Plug-and-play for mills, real numbers for brands

LYCRA® EcoMade has been engineered as a “drop-in” solution. Mills do not have to change their knitting, weaving or dyeing processes; the fiber behaves like conventional LYCRA® in spinning and fabric formation. That makes adoption faster and less capital-intensive across mills’ existing platforms.

On the market side, early adopters are already bringing bio-derived elastane into commercial collections. Premium denim label AGOLDE (from Citizens of Humanity) has introduced styles featuring the new fiber, arena has launched its first swimwear collection (Vitalife) made with renewable LYCRA® EcoMade fibre, and European legwear brand Oroblù have launched a pair of tights with bio-derived LYCRA® at the core.

Credits: VITA LIFE
Credits: The LYCRA® Company

Despite a challenging retail environment and shifting priorities in some regions, Ruffin sees strong momentum: “Most brands started with their majority fibers, cotton, polyester, polyamide. Now they are seriously looking at spandex as the next lever in their decarbonisation roadmap.”

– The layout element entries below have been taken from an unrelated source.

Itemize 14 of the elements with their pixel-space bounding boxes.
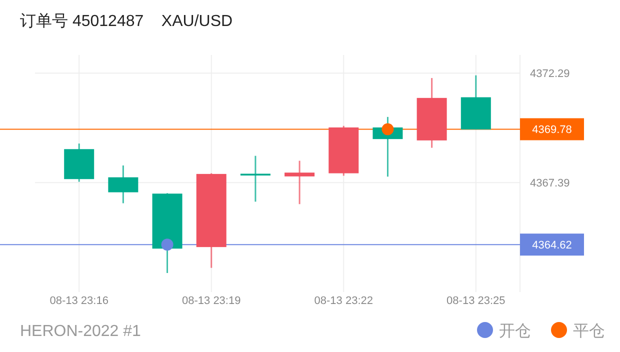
legend-label: 平仓 [573,323,605,340]
legend-item: 平仓 [551,322,605,340]
legend-item: 开仓 [477,322,531,340]
legend-label: 开仓 [499,323,531,340]
ref-line-label: 4364.62 [532,240,572,252]
x-tick-label: 08-13 23:22 [314,295,373,307]
y-tick-label: 4372.29 [530,68,570,80]
text: HERON-2022 #1 [20,323,142,340]
chart-title: 订单号 45012487 XAU/USD [20,12,233,30]
y-tick-label: 4367.39 [530,178,570,190]
x-tick-label: 08-13 23:16 [50,295,108,307]
x-tick-label: 08-13 23:25 [446,295,506,307]
x-tick-label: 08-13 23:19 [182,295,241,307]
ref-line-label: 4369.78 [532,124,572,136]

Beyond bio-based: recyclability and circular design

LYCRA® EcoMade is one pillar of The LYCRA Company’s broader Planet Agenda, which also focuses on durability and circularity. Extending the lifetime of garments remains one of the most powerful levers for reducing environmental impact, and the company continues refining its fibre portfolio with that in mind.

A major recent breakthrough addresses another industry challenge, namely recycling mixed-fibre textiles. In partnership with Radici InNova (RadiciGroup) and Triumph, The LYCRA Company helped validate a patented process that can separate and recover both nylon and LYCRA® fibre from blended textile waste. The recycled fibres were re-spun and transformed into a new lingerie prototype, demonstrating the technical feasibility of circular elastane. “The long-term strategy is to combine solutions,” Ruffin explains. “Step by step, we will integrate higher levels of post-consumer content into our bio-derived LYCRA®, creating fibres that are both low-impact and recycled.”

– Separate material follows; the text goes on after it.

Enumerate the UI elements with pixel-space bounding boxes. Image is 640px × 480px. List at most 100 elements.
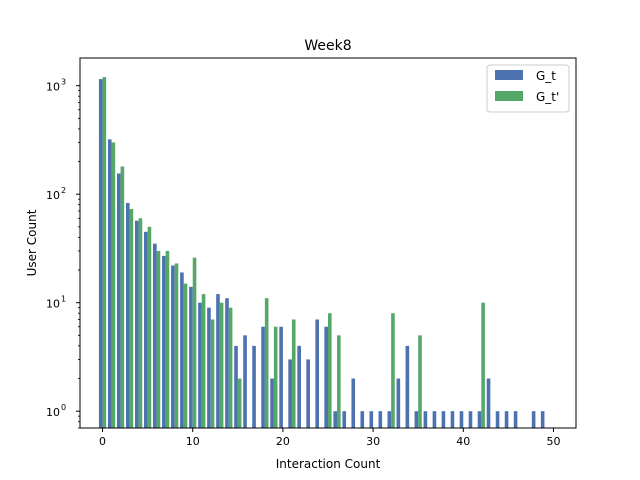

The broader portfolio is moving in the same direction. COOLMAX® and THERMOLITE® technologies are shifting from bottle-based recycled PET towards feedstock derived from textile cutting-room waste, keeping materials within the textile loop. Meanwhile, LYCRA® T400 technology enables mono-material polyester stretch fabrics, supporting recyclability scenarios where a single fiber type is a prerequisite.

Credits: Oroblù

Incremental change at industrial scale

Ruffin is realistic about the challenges of reaching a fully circular industry. He likens the journey to the automotive industry’s transition: “Everyone talks about the hydrogen car that emits only water vapour, but it isn’t ready at scale. If we all wait for the perfect solution, nothing happens. That’s why we see bio-derived LYCRA® as the ‘hybrid car’ of elastane: not the final destination, but a major step that delivers real CO₂ reductions now.”

For fashion businesses under pressure from regulation, investors and consumers, that pragmatism, combined with industrial scale and technical compatibility, may be exactly what’s needed. Sustainable stretch, it seems, will not arrive in a single revolutionary leap, but through a series of measurable, science-backed upgrades to the fibers the industry already relies on.